To run the contents of this folder, you should follow fairchem's installation instructions to set up a conda environment and subsequently install the fairchem-core package. Next install cheatools from the main folder.

This example uses Lightning Memory-Mapped Databases (LMDBs) as sources for the training, validation and testing of the inference model. To create these run dft2lmdbs.py which reduces the relaxed atomic structures to template structures as described in Clausen et al. J. Phys. Chem. C 2024 and save them to LMDBs.
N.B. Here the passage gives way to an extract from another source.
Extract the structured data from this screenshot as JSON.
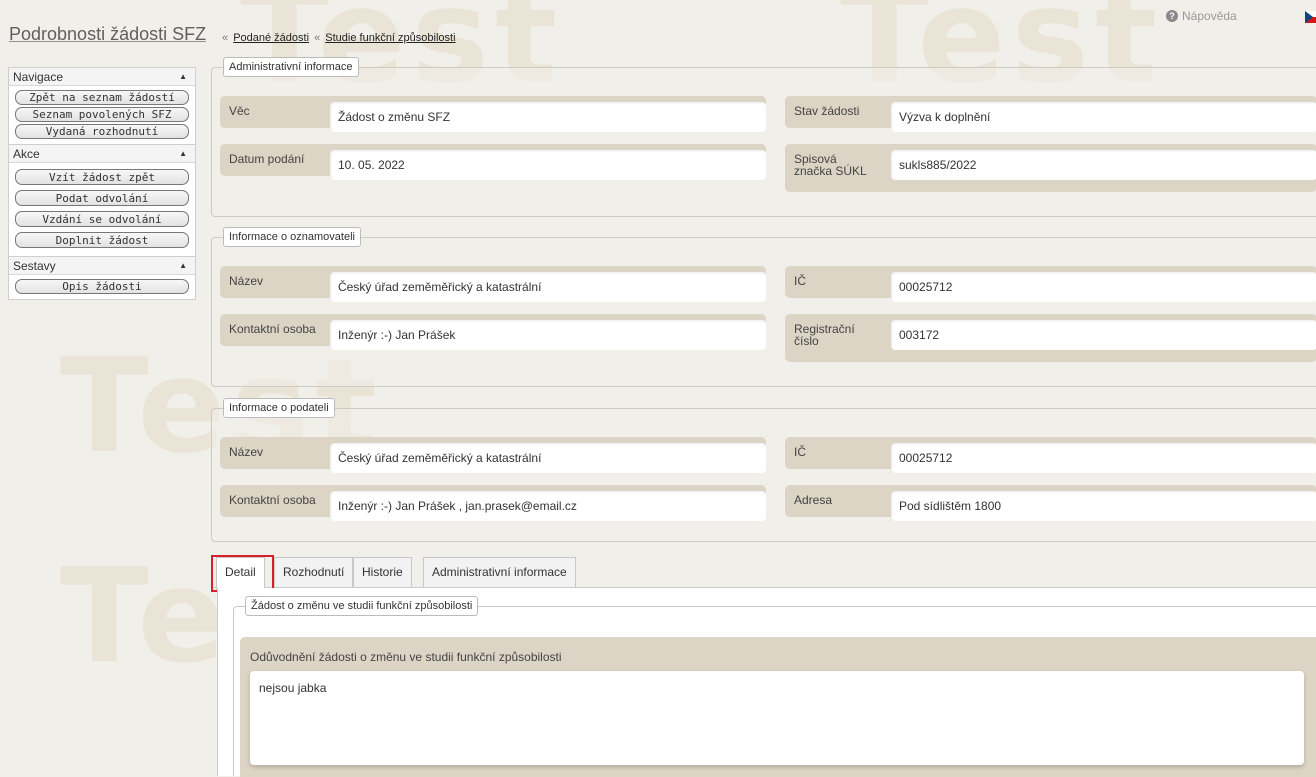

To avoid training a model from scratch we need a checkpoint file to initilize the pre-trained model. The checkpoint used in this example is the EquiformerV2-31M model trained on the OC20-dataset which can be fetched in the checkpoints folder. After fetching the checkpoint file, you have the option of setting up a wandb profile to monitor the finetuning process (see configs/equiformer_v2_N@8_L@4_M@2_31M.yml. The finetuning is initialized by running the finetune.py wrapper script.

Be mindful that this should be done on a GPU supported machine. For convenience, an already finetuned checkpoint file can also be fetched in the checkpoints folder. Run test.py to obtain a parity plot of the test results.

Finally simulate_surface.py showcases the surrogate surface simulation identical to the one found in surface_simulation but employs the finetuned EquiformerV2 model to infer the adsorption energies of the surface.